Last weekend, at the Sony Open, John Daly, slimmer than a steel-shafted seven iron, was in the field, competing for the first time in 2010.
In a story that has become all the norm it seems with
Big Little John, the look and talk might have changed, but the results were a lot alike: Daly missed the cut at the Sony Open, making it four of his last five tournaments without a check to show for his efforts.
But that isn't what is in question here. During the telecast for The Golf Channel, the network determined to change its image, pumped and pumped the new reality television show with Daly. Basically, the show is going to be another attempt at following Daly 2.0 (or is it 3.0? Or 4.0?) around and give us a look at who John really is.

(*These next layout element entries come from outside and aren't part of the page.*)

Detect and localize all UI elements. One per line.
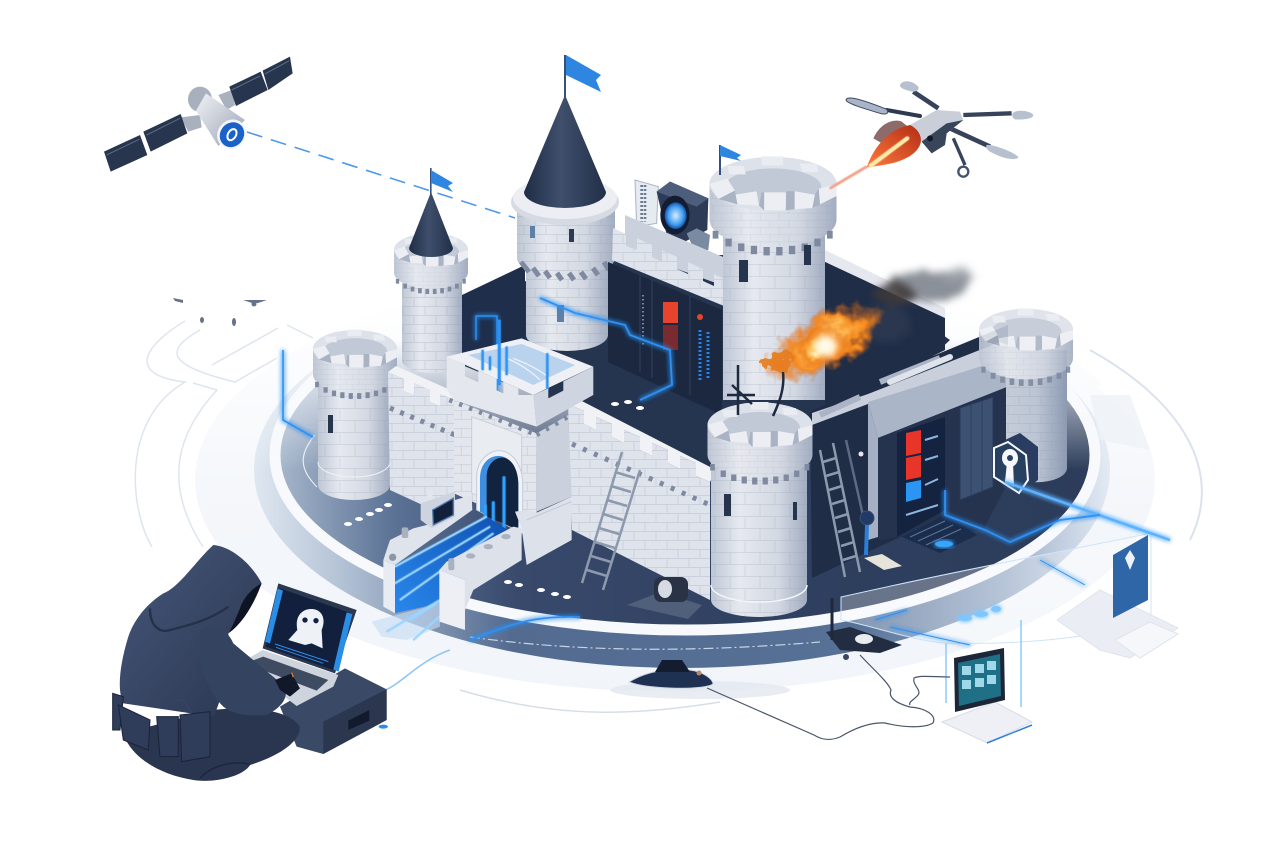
- gatehouse: [447, 320, 593, 565]
- hooded hacker at laptop: [113, 545, 388, 781]
- gate arch: [477, 451, 523, 533]
- keyboard: [902, 515, 977, 553]
- left inner wall with blue circuit: [462, 265, 525, 395]
- castle interior courtyard: [450, 255, 950, 480]
- gate plinth: [515, 497, 572, 565]
- tablet on stand: [942, 620, 1032, 743]
- tower: small cone tower back left: [394, 168, 468, 373]
- courtyard dashes: [611, 345, 904, 410]
- ladder: [820, 443, 860, 577]
- satellite: [104, 57, 293, 172]
- pale data wire near hacker: [385, 650, 450, 690]
- glass access terminal right: [1057, 395, 1178, 658]
- sentry camera module on wall: [635, 180, 710, 252]
- door: [960, 397, 993, 500]
- left ladder: [582, 452, 640, 590]
- belt pouches: [113, 693, 210, 762]
- rooftop antennas: [727, 365, 783, 416]
- laptop: [240, 650, 338, 706]
- siege box on ground: [627, 577, 702, 619]
- parapet floor: [447, 338, 593, 395]
- equipment case: [280, 668, 387, 754]
- right wall and dark alcove: [810, 325, 1008, 578]
- flag: [431, 170, 453, 192]
- tower: far right: [979, 308, 1073, 482]
- ghost icon: [288, 609, 324, 648]
- glass overlay on right ring: [841, 533, 1151, 643]
- gloved hand: [275, 673, 300, 697]
- legs: [123, 708, 300, 781]
- front curtain wall: [568, 398, 716, 600]
- tower: front: [708, 365, 812, 617]
- tower: right tall tower: [710, 145, 836, 400]
- fireball explosion: [753, 285, 897, 399]
- blue beacon beams: [483, 320, 547, 390]
- flag: [720, 145, 741, 161]
- tower: front left: [313, 330, 397, 500]
- keyhole shield icon: [994, 433, 1038, 493]
- left curtain wall: [388, 366, 462, 520]
- hood opening: [228, 583, 262, 633]
- laser beam: [830, 167, 867, 188]
- grappling tool: [846, 440, 864, 520]
- faint outer ground rings: [135, 268, 1202, 712]
- tower: tall cone tower: [511, 55, 619, 351]
- flag: [566, 55, 601, 92]
- drawbridge with blue data streams: [372, 489, 522, 640]
- ground dashes: [344, 503, 571, 599]
- blue network lines: [283, 298, 1170, 645]
- distant aerial specks: [173, 298, 267, 326]
- gate terminal monitor: [421, 492, 455, 528]
- dashed satellite signal: [247, 132, 515, 218]
- body and hood: [120, 545, 262, 717]
- arm: [199, 626, 286, 716]
- illustration: isometric castle under cyber attack: [104, 55, 1203, 781]
- left bridge wall: [383, 495, 472, 565]
- connecting wires: [707, 655, 950, 739]
- iron-shaped sensor device: [610, 660, 790, 699]
- drone: [830, 81, 1033, 188]
- central server wall: [608, 262, 722, 415]
- circular ground platform: [254, 345, 1110, 668]
- right bridge wall: [439, 527, 522, 610]
- crenellated back wall: [612, 215, 735, 306]
- control panel screen: [897, 417, 945, 537]
- ground device with antenna: [826, 598, 902, 660]
- back right wall: [825, 250, 945, 410]
- glowing floor light: [958, 606, 1001, 621]
- smoke: [854, 268, 973, 343]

But should they be doing this? Is this what golf fans should be wanting from their pros?
Listen, if you know me, you know I like to have a good time. Having some laughs and some beers and making a bad decision here or there isn't beyond me, and I'll never play that card like I'm better than that. With that said, however, I'm pretty sure following around a guy that has been, at times, as far from a role model as you'd want in this sport isn't exactly the perfect perception of the PGA Tour.
On top of all that, we are pushing this just two months after golf's golden boy, Tiger Woods, went from hero to zero faster than Daly had to add holes in his belts? The golf world more than ever needs a refresher course in image, and constantly promoting a show following the sport's quintessential bad boy seems like a disservice to what might help boost the morale of golfers, young and old.
But, as we've seen on Twitter with guys like Stewart Cink and Ian Poulter, personality can come from the least likely, and those are the type of guys that The Golf Channel should be approaching if they're going to really show life on tour.
Maybe they wouldn't do it. Maybe Daly needs the cash and enjoys the spotlight and gets to showcase some of the other things he does besides golf. It just seems that if The Golf Channel is serious about changing, and giving golf fans a real channel with real shows, rehashing a failed attempt at a Daly reality show isn't the way to go, and it isn't what the sport needs in 2010.
Let John play some good golf, contend in some events, and really focus on making birdies, and maybe that is when we could follow him around with cameras. For now, it might be best served highlighting someone new, exciting and personable.
And if Daly isn't doing all the crazy stuff that has made us all enjoy the 43-year-old throughout his career, what is really there to watch? If I want to watch someone play the guitar, I'll switch it over to VH1.